September 30 - November 21, 2011
Artist Discussion with Christina Schmid:
Tuesday, October 5 at 6pm
Johnson Gallery, CC Building, 2nd Floor
Opening reception following the talk
Jil Evans a painter and printmaker who lives in Minneapolis. Her artwork is informed by a diverse range of interests and experiences, ranging from an on-going study of Italian and Dutch Baroque painting, to a recent trip to the Galapagos Islands to investigate the vegetation and the geological forms of volcanic activity.
"I am interested in what is called the "emergence" of aesthetic experience and creativity. There is a lot of work being done right now by philosophers and evolutionary biologists in the attempt to account for our experience of beauty and ugliness, values, ethics, and even consciousness itself. (As seen in the popular publications by Daniel Dennett and Richard Dawkins, and a very different view in the philosophical work of Douglas Hedley in "Living Forms of the Imagination".) As a visual artist who has long been interested in how meaning is made and derived from the process of visual abstraction, I am very excited about the possibility for artists to contribute substantially to this on-going debate."

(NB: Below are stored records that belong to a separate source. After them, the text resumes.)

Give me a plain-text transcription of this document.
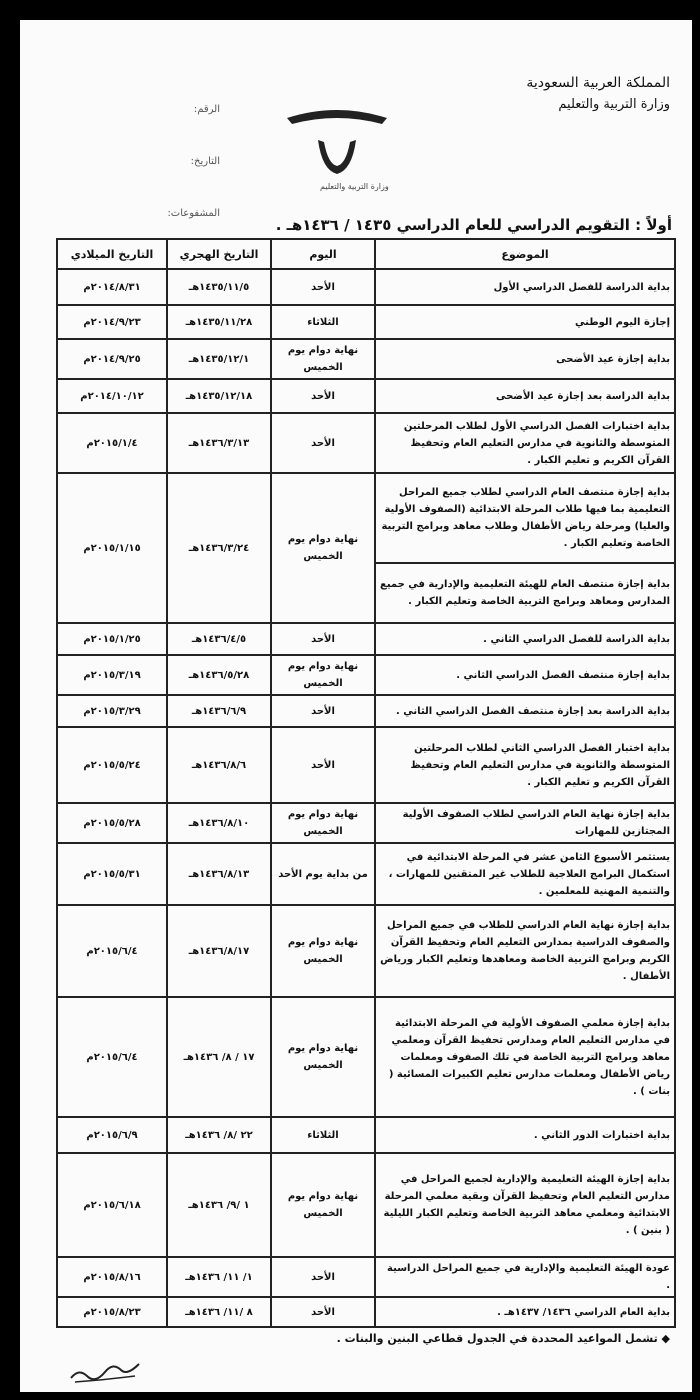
المملكة العربية السعودية
وزارة التربية والتعليم
الرقم:
التاريخ:
المشفوعات:
وزارة التربية والتعليم
أولاً : التقويم الدراسي للعام الدراسي ١٤٣٥ / ١٤٣٦هـ .
الموضوع	اليوم	التاريخ الهجري	التاريخ الميلادي
بداية الدراسة للفصل الدراسي الأول	الأحد	١٤٣٥/١١/٥هـ	٢٠١٤/٨/٣١م
إجازة اليوم الوطني	الثلاثاء	١٤٣٥/١١/٢٨هـ	٢٠١٤/٩/٢٣م
بداية إجازة عيد الأضحى	نهاية دوام يوم الخميس	١٤٣٥/١٢/١هـ	٢٠١٤/٩/٢٥م
بداية الدراسة بعد إجازة عيد الأضحى	الأحد	١٤٣٥/١٢/١٨هـ	٢٠١٤/١٠/١٢م
بداية اختبارات الفصل الدراسي الأول لطلاب المرحلتين المتوسطة والثانوية في مدارس التعليم العام وتحفيظ القرآن الكريم و تعليم الكبار .	الأحد	١٤٣٦/٣/١٣هـ	٢٠١٥/١/٤م
بداية إجازة منتصف العام الدراسي لطلاب جميع المراحل التعليمية بما فيها طلاب المرحلة الابتدائية (الصفوف الأولية والعليا) ومرحلة رياض الأطفال وطلاب معاهد وبرامج التربية الخاصة وتعليم الكبار .	نهاية دوام يوم الخميس	١٤٣٦/٣/٢٤هـ	٢٠١٥/١/١٥م
بداية إجازة منتصف العام للهيئة التعليمية والإدارية في جميع المدارس ومعاهد وبرامج التربية الخاصة وتعليم الكبار .			
بداية الدراسة للفصل الدراسي الثاني .	الأحد	١٤٣٦/٤/٥هـ	٢٠١٥/١/٢٥م
بداية إجازة منتصف الفصل الدراسي الثاني .	نهاية دوام يوم الخميس	١٤٣٦/٥/٢٨هـ	٢٠١٥/٣/١٩م
بداية الدراسة بعد إجازة منتصف الفصل الدراسي الثاني .	الأحد	١٤٣٦/٦/٩هـ	٢٠١٥/٣/٢٩م
بداية اختبار الفصل الدراسي الثاني لطلاب المرحلتين المتوسطة والثانوية في مدارس التعليم العام وتحفيظ القرآن الكريم و تعليم الكبار .	الأحد	١٤٣٦/٨/٦هـ	٢٠١٥/٥/٢٤م
بداية إجازة نهاية العام الدراسي لطلاب الصفوف الأولية المجتازين للمهارات	نهاية دوام يوم الخميس	١٤٣٦/٨/١٠هـ	٢٠١٥/٥/٢٨م
يستثمر الأسبوع الثامن عشر في المرحلة الابتدائية في استكمال البرامج العلاجية للطلاب غير المتقنين للمهارات ، والتنمية المهنية للمعلمين .	من بداية يوم الأحد	١٤٣٦/٨/١٣هـ	٢٠١٥/٥/٣١م
بداية إجازة نهاية العام الدراسي للطلاب في جميع المراحل والصفوف الدراسية بمدارس التعليم العام وتحفيظ القرآن الكريم وبرامج التربية الخاصة ومعاهدها وتعليم الكبار ورياض الأطفال .	نهاية دوام يوم الخميس	١٤٣٦/٨/١٧هـ	٢٠١٥/٦/٤م
بداية إجازة معلمي الصفوف الأولية في المرحلة الابتدائية في مدارس التعليم العام ومدارس تحفيظ القرآن ومعلمي معاهد وبرامج التربية الخاصة في تلك الصفوف ومعلمات رياض الأطفال ومعلمات مدارس تعليم الكبيرات المسائية ( بنات ) .	نهاية دوام يوم الخميس	١٧ / ٨/ ١٤٣٦هـ	٢٠١٥/٦/٤م
بداية اختبارات الدور الثاني .	الثلاثاء	٢٢ /٨/ ١٤٣٦هـ	٢٠١٥/٦/٩م
بداية إجازة الهيئة التعليمية والإدارية لجميع المراحل في مدارس التعليم العام وتحفيظ القرآن وبقية معلمي المرحلة الابتدائية ومعلمي معاهد التربية الخاصة وتعليم الكبار الليلية ( بنين ) .	نهاية دوام يوم الخميس	١ /٩/ ١٤٣٦هـ	٢٠١٥/٦/١٨م
عودة الهيئة التعليمية والإدارية في جميع المراحل الدراسية .	الأحد	١/ ١١/ ١٤٣٦هـ	٢٠١٥/٨/١٦م
بداية العام الدراسي ١٤٣٦/ ١٤٣٧هـ .	الأحد	٨ /١١/ ١٤٣٦هـ	٢٠١٥/٨/٢٣م
◆ تشمل المواعيد المحددة في الجدول قطاعي البنين والبنات .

Evans has shown nationally and internationally, and has work in several museum and corporate collections. She has received the Jerome Foundation Grant, Arts Midwest/National Endowment for the Arts, Minnesota State Arts Board grants, the Pew Grant to study and paint in Italy, and residencies at the American Academy in Rome and Atlantic Center for the Arts. Evans has a BFA from Calvin College, and received her MA in painting at the University of Iowa, and MFA in painting from Stanford University.
In works deploying her signature visual syntax of flora and fauna in various states of growth and decomposition, Margaret Wall-Romana exercises a wide-ranging interest in the history of painting, from Mannerism and The Dutch Golden Age to Abstract Expressionism. While referencing traditions of still life and landscape, her paintings resist the closure that this might imply, and instead hover on the brink of a complex spatiality where the picture plane is neither window nor surface but both. Viewing her paintings is an experience meant to unfold gradually, revealing improbable juxtapositions and scale shifts, and cycling back and forth from gestalt to detail, from flatness to illusion, figurative description to open-ended evocation. Margaret lives in Minneapolis and received her MFA from The School of The Art Institute of Chicago. She is working on a solo MAEP show that will open in January 2011 at The Minneapolis Institute of Arts.